A l’instar de tous les secteurs de la société, le monde de l’art et de la culture  est aujourd’hui appelé à une restructuration en profondeur pour réussir sa révolution.
Conscients de l’urgence de la situation, le trio Mounir Argui, Jamel Madani et Faouzia Thabet a donné samedi dernier une présentation de la pièce «Zanket ânnakni» (Impasse étreins-moi) dont les recettes seront versées exclusivement au profit des familles des martyrs de la révolution tunisienne à Sidi Bouzid et Kasserine.

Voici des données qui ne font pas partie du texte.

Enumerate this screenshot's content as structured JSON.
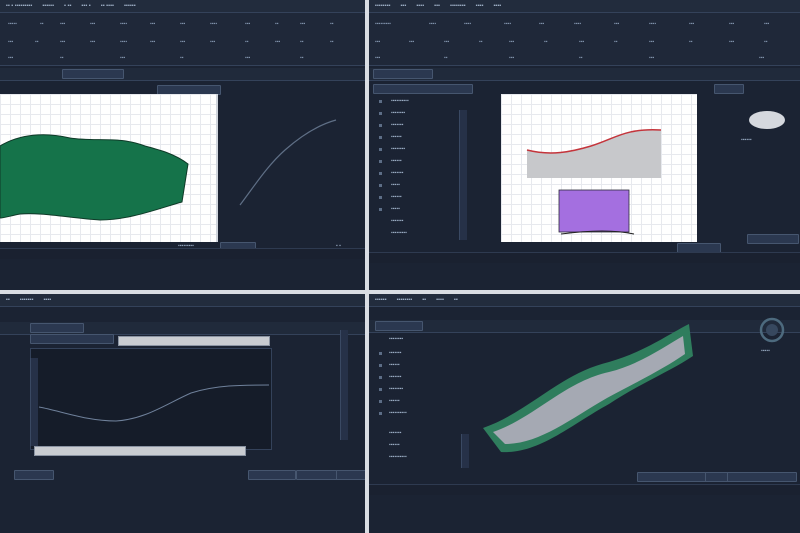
{
  "colors": {
    "background": "#1b2333",
    "panel": "#222c3d",
    "border": "#34425a",
    "plot_fill_green": "#15734a",
    "plot_fill_grey": "#c7c8cb",
    "curve_red": "#c4343b",
    "swatch_purple": "#a46fe0",
    "surface_band_green": "#3d8b6a",
    "surface_band_grey": "#a5a9b3",
    "gauge_ring": "#4d6a7e"
  },
  "icons": {
    "window_controls": "window-control-icons",
    "list_bullets": "square-bullet-icon",
    "gauge": "circular-gauge-icon"
  },
  "panes": {
    "top_left": {
      "name": "analysis-window-top-left"
    },
    "top_right": {
      "name": "analysis-window-top-right"
    },
    "bottom_left": {
      "name": "analysis-window-bottom-left"
    },
    "bottom_right": {
      "name": "analysis-window-bottom-right"
    }
  }
}
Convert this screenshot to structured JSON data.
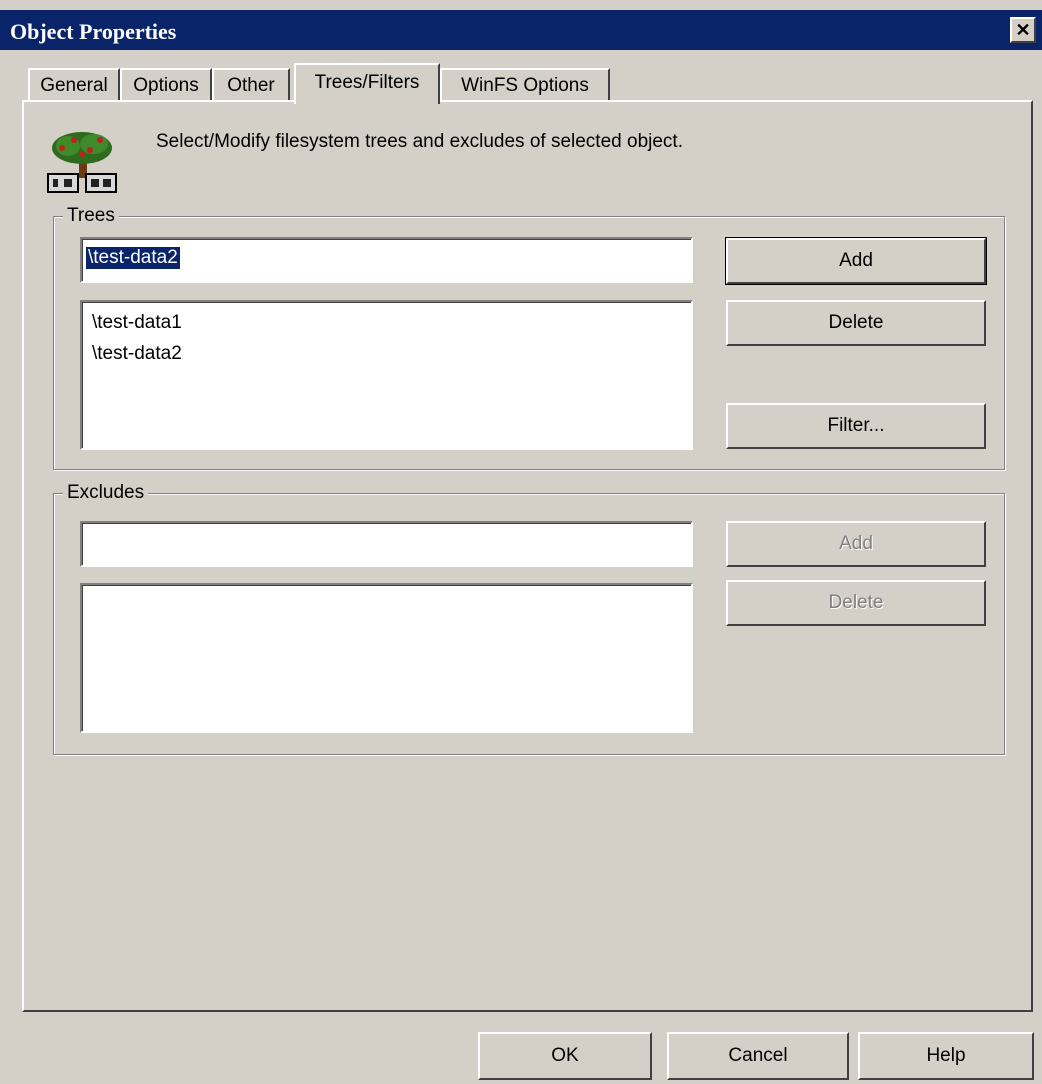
{
  "window": {
    "title": "Object Properties",
    "close_glyph": "✕"
  },
  "tabs": [
    {
      "label": "General",
      "active": false
    },
    {
      "label": "Options",
      "active": false
    },
    {
      "label": "Other",
      "active": false
    },
    {
      "label": "Trees/Filters",
      "active": true
    },
    {
      "label": "WinFS Options",
      "active": false
    }
  ],
  "header": {
    "icon": "tree-building-icon",
    "description": "Select/Modify filesystem trees and excludes of selected object."
  },
  "trees": {
    "legend": "Trees",
    "input_value": "\\test-data2",
    "items": [
      "\\test-data1",
      "\\test-data2"
    ],
    "add_label": "Add",
    "delete_label": "Delete",
    "filter_label": "Filter..."
  },
  "excludes": {
    "legend": "Excludes",
    "input_value": "",
    "items": [],
    "add_label": "Add",
    "delete_label": "Delete"
  },
  "footer": {
    "ok_label": "OK",
    "cancel_label": "Cancel",
    "help_label": "Help"
  },
  "colors": {
    "titlebar": "#0a246a",
    "face": "#d4d0c8",
    "selection": "#0a246a"
  }
}
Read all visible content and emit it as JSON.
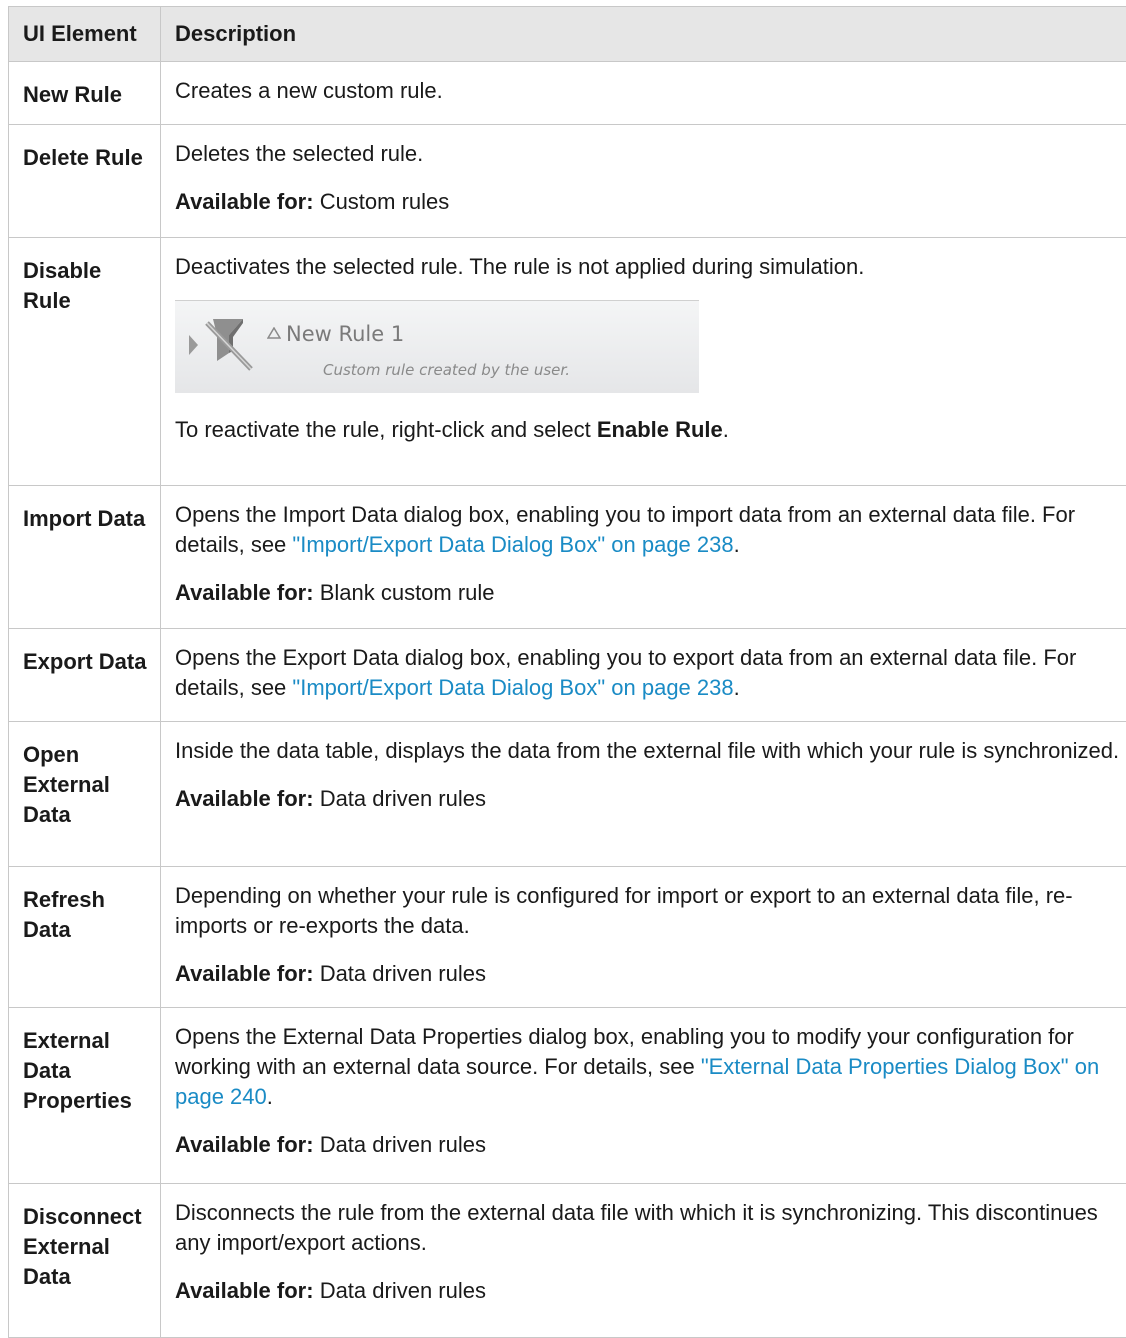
{
  "header": {
    "ui_element": "UI Element",
    "description": "Description"
  },
  "available_label": "Available for:",
  "rows": {
    "new_rule": {
      "name": "New Rule",
      "desc": "Creates a new custom rule."
    },
    "delete_rule": {
      "name": "Delete Rule",
      "desc": "Deletes the selected rule.",
      "available": "Custom rules"
    },
    "disable_rule": {
      "name": "Disable Rule",
      "desc": "Deactivates the selected rule. The rule is not applied during simulation.",
      "preview": {
        "rule_name": "New Rule 1",
        "rule_desc": "Custom rule created by the user."
      },
      "note_before": "To reactivate the rule, right-click and select ",
      "note_term": "Enable Rule",
      "note_after": "."
    },
    "import_data": {
      "name": "Import Data",
      "desc_before": "Opens the Import Data dialog box, enabling you to import data from an external data file. For details, see ",
      "link": "\"Import/Export Data Dialog Box\" on page 238",
      "desc_after": ".",
      "available": "Blank custom rule"
    },
    "export_data": {
      "name": "Export Data",
      "desc_before": "Opens the Export Data dialog box, enabling you to export data from an external data file. For details, see ",
      "link": "\"Import/Export Data Dialog Box\" on page 238",
      "desc_after": "."
    },
    "open_external_data": {
      "name": "Open External Data",
      "desc": "Inside the data table, displays the data from the external file with which your rule is synchronized.",
      "available": "Data driven rules"
    },
    "refresh_data": {
      "name": "Refresh Data",
      "desc": "Depending on whether your rule is configured for import or export to an external data file, re-imports or re-exports the data.",
      "available": "Data driven rules"
    },
    "external_data_properties": {
      "name": "External Data Properties",
      "desc_before": "Opens the External Data Properties dialog box, enabling you to modify your configuration for working with an external data source. For details, see ",
      "link": "\"External Data Properties Dialog Box\" on page 240",
      "desc_after": ".",
      "available": "Data driven rules"
    },
    "disconnect_external_data": {
      "name": "Disconnect External Data",
      "desc": "Disconnects the rule from the external data file with which it is synchronizing. This discontinues any import/export actions.",
      "available": "Data driven rules"
    }
  }
}
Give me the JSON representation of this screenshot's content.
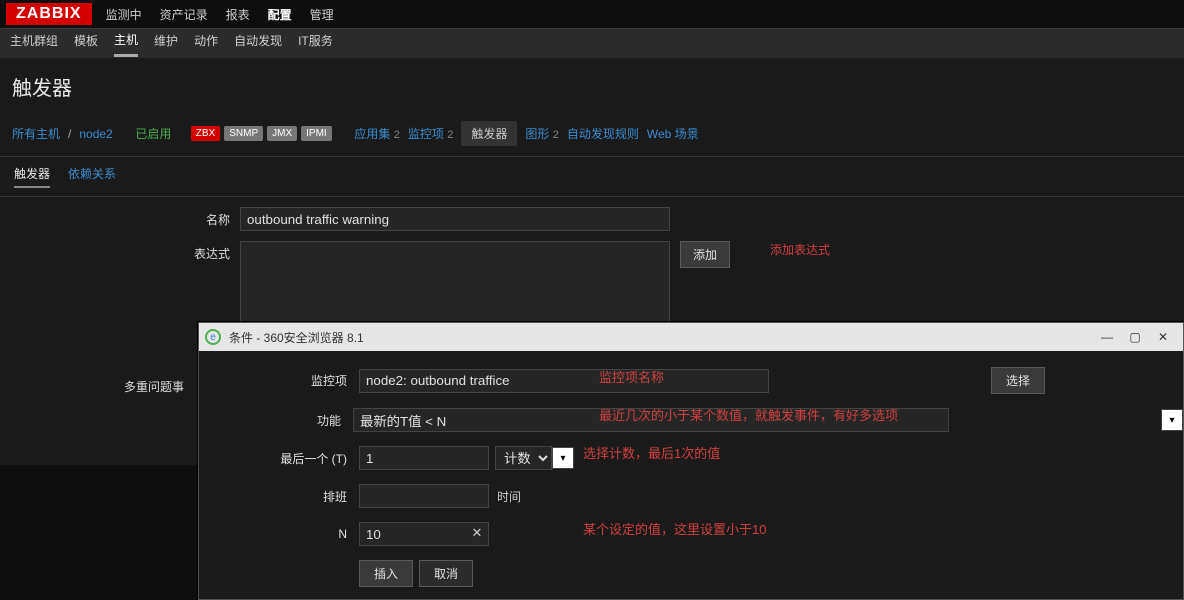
{
  "logo": "ZABBIX",
  "topnav": {
    "items": [
      "监测中",
      "资产记录",
      "报表",
      "配置",
      "管理"
    ],
    "active_index": 3
  },
  "subnav": {
    "items": [
      "主机群组",
      "模板",
      "主机",
      "维护",
      "动作",
      "自动发现",
      "IT服务"
    ],
    "active_index": 2
  },
  "page_title": "触发器",
  "breadcrumb": {
    "all_hosts": "所有主机",
    "host": "node2",
    "enabled": "已启用",
    "pills": [
      "ZBX",
      "SNMP",
      "JMX",
      "IPMI"
    ],
    "tabs": [
      {
        "label": "应用集",
        "count": "2"
      },
      {
        "label": "监控项",
        "count": "2"
      },
      {
        "label": "触发器",
        "active": true
      },
      {
        "label": "图形",
        "count": "2"
      },
      {
        "label": "自动发现规则"
      },
      {
        "label": "Web 场景"
      }
    ]
  },
  "innertabs": {
    "items": [
      "触发器",
      "依赖关系"
    ],
    "active_index": 0
  },
  "form": {
    "name_label": "名称",
    "name_value": "outbound traffic warning",
    "expr_label": "表达式",
    "expr_value": "",
    "add_btn": "添加",
    "add_annot": "添加表达式",
    "multi_label": "多重问题事"
  },
  "modal": {
    "title": "条件 - 360安全浏览器 8.1",
    "rows": {
      "item_label": "监控项",
      "item_value": "node2: outbound traffice",
      "item_select_btn": "选择",
      "func_label": "功能",
      "func_value": "最新的T值 < N",
      "last_label": "最后一个 (T)",
      "last_value": "1",
      "last_unit_options": [
        "计数"
      ],
      "shift_label": "排班",
      "shift_value": "",
      "shift_unit": "时间",
      "n_label": "N",
      "n_value": "10",
      "insert_btn": "插入",
      "cancel_btn": "取消"
    },
    "annotations": {
      "item": "监控项名称",
      "func": "最近几次的小于某个数值，就触发事件，有好多选项",
      "last": "选择计数，最后1次的值",
      "n": "某个设定的值，这里设置小于10"
    },
    "window_controls": {
      "min": "—",
      "max": "▢",
      "close": "✕"
    }
  }
}
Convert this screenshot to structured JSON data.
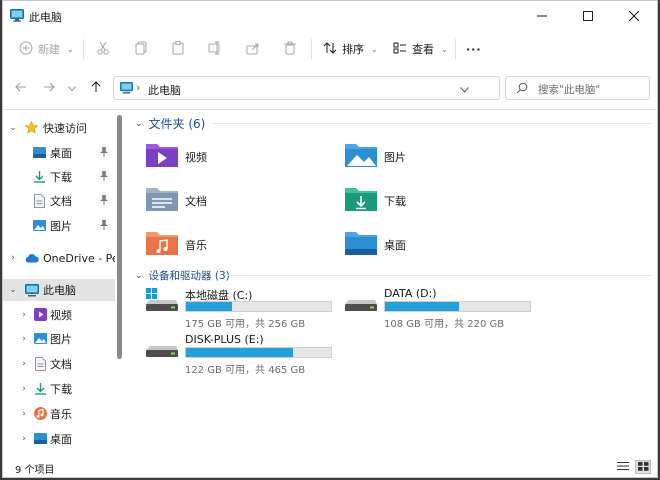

Une dizaine de spectateurs ont participé pour soutenir cette noble cause. Un nouvel air qui s’annonce prometteur pour les artistes qui étaient enchaînés. Certes, pendant l’ancien régime, la censure était réelle, mais les artistes traitaient avec. Il y avait quelques artistes qui osaient aller un peu plus loin, mais sans vraiment pouvoir dire grand-chose. Il y avait une sorte de crainte et ce régime a pu créer chez les artistes une réaction spontanée d’autocensure qui ne permettait pas d’aller loin.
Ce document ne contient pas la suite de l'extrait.